Summary
Mrs A, who had dementia, was admitted to Borders General Hospital with sepsis (blood infection). She was discharged to her care home after a few weeks but was re-admitted two months later for end of life care. She died in hospital two days later. Her daughter (Mrs C) complained about several aspects of the care and treatment received by Mrs A during her admissions to the hospital. She said that, before her first admission to the hospital, Mrs A had been able to walk with the help of a walking stick and could feed herself. However, by the time of her discharge, she could neither stand nor eat without assistance. Mrs C said that Mrs A was not helped with personal care, her skin care was not attended to, and she was not helped with eating or drinking. She said that staff did not consider the needs of Mrs A as a person, despite the care home providing 'Getting to Know Me' documentation when she was admitted.
As part of my investigation I obtained independent advice from a nursing adviser. The adviser noted that the record-keeping, and particularly the nursing notes, about Mrs A's care was poor. Documents such as her care plan were not completed properly and other documents that my adviser expected to see (such as a wound chart, and food and fluid charts) were missing entirely. This meant that there was no evidence to show that reasonable nursing care was provided to Mrs A. The adviser said it was very poor that relevant personal information about Mrs A was lacking from her notes as this information was vital to ensure her care plan was person-centred. I was advised that Mrs A's care lacked any knowledge of dementia, and I am concerned that her needs and preferences were not taken into account. I concluded that Mrs A did not receive adequate care during this admission.
Mrs C also complained about communication from staff during Mrs A's first hospital admission. Despite the family holding welfare power of attorney for Mrs A, she said staff never approached them to discuss treatment or the care plan. She said the family, who made daily enquiries, were often given misleading information, and she complained that the staff discussed Mrs A with them in the corridor. The adviser said that they would have expected more information in Mrs A's notes about communication with her family, and that the standard of communication was generally poor. They considered confidential discussions taking place in hospital corridors to be totally unacceptable practice. I found that the welfare power of attorney should have been identified and reflected in Mrs A's care plan, and the family should have been updated regularly. An inspection in 2012 by Healthcare Improvement Scotland (HIS) alerted the board to instances where staff failed to satisfy themselves that a welfare power of attorney was in place, and also instances where staff discussed confidential patient information in corridors. I was concerned that this was still occurring.
Mrs C was also unhappy about the care Mrs A received when she was re-admitted to Borders General Hospital for end of life care, and about the attitude and communication of nursing staff at that time. She said that Mrs A, who was close to death, and her grieving family were left alone for two and a half hours. She said the staff showed no care or compassion and seemed uninterested. The adviser said the nursing role is to care and support both the patient and their relatives, and that they would have expected staff to assess and provide care to a dying patient at least every two hours. However, there were long gaps between entries in the nursing records, which I found concerning. The family's needs were clearly not met and I conclude that the level of support provided was unreasonable.
Mrs C complained about the board's handling of her complaints, one of which did not acknowledge within the correct timescale or automatically treat as an official complaint. The board also failed to send Mrs C a written follow-up or apology after their meeting with members of the family. Mrs C considered that the board's investigation missed serious failings and, in particular, a breach in procedures that were put in place after the HIS inspection. I found that Mrs C's letter was clearly a complaint and should automatically have been dealt with as such, and that it would have been good practice to summarise the key points of the meeting for Mrs C. I considered that the board's learning from the complaints was vague, and I agreed with Mrs C that the board's action plan was insufficient. I upheld all of the complaints and made several recommendations.
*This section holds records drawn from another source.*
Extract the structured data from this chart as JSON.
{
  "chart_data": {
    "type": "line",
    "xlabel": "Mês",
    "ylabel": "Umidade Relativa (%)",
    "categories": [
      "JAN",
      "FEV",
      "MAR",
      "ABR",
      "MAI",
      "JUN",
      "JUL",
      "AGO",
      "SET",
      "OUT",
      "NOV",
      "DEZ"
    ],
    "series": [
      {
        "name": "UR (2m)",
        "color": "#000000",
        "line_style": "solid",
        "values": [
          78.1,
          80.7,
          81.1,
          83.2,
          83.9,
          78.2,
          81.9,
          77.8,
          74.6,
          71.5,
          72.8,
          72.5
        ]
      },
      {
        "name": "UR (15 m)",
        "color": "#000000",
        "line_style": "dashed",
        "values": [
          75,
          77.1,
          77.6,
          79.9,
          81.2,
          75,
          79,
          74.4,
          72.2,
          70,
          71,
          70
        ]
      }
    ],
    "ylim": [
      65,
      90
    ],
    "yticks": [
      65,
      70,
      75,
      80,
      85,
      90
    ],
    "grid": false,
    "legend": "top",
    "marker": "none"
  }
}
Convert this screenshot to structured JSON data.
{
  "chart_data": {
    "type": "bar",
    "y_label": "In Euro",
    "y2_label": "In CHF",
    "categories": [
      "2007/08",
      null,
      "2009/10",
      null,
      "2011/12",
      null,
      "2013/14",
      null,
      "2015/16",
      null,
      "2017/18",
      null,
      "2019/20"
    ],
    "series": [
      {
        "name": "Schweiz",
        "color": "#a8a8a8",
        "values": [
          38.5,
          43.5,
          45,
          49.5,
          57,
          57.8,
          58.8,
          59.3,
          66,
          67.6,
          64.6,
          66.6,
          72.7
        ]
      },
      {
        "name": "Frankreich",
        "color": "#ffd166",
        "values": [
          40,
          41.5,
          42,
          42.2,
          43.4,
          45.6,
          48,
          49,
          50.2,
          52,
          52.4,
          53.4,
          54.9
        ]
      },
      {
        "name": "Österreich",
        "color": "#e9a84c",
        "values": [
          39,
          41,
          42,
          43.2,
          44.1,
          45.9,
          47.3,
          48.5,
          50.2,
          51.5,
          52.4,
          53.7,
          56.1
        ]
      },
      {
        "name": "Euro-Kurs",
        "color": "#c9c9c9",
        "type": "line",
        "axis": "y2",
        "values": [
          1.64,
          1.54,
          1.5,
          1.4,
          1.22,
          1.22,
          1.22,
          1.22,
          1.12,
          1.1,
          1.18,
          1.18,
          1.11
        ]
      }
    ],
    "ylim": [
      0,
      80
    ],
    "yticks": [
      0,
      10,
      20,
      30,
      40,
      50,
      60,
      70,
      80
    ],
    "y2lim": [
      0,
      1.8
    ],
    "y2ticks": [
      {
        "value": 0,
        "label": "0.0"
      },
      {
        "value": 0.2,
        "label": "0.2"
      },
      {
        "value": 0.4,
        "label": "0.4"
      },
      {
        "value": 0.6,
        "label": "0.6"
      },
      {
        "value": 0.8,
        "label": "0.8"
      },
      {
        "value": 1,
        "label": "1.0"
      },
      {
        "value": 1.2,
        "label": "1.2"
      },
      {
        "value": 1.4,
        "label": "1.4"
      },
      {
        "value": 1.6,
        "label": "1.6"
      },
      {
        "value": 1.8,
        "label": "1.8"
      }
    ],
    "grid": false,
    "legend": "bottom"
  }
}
Redress and recommendations
The Ombudsman recommends that the board:
- carry out a review of nursing care and leadership on the relevant wards, taking account of the failings highlighted in this report;
- further develop their action plan to take account of the criticisms in this report and, in particular, ensure that specific and robust action is taken to address the identified record-keeping failings and the failure to provide appropriate, person-centred dementia care to Mrs A;
- carry out a review of their consent to treatment policy and patient documentation to ensure that the existence of any formal adults with incapacity arrangement is promptly identified, reflected in the care plan, and that appropriate communication with the relevant appointed person(s) takes place;
- take urgent action to address the issue of confidential patient information being discussed by staff in hospital corridors and inform the Ombudsman of the steps taken;
- provide us with a copy of their action plan / strategy for end of life care;
- ensure they have a policy in place to guide staff in what they should do when a patient dies;
- review their handling of this complaint and identify areas for improvement, taking account of their statutory responsibilities as set out in the CIHY guidance; and
- apologise to Mrs C and her family for the failings this investigation has identified.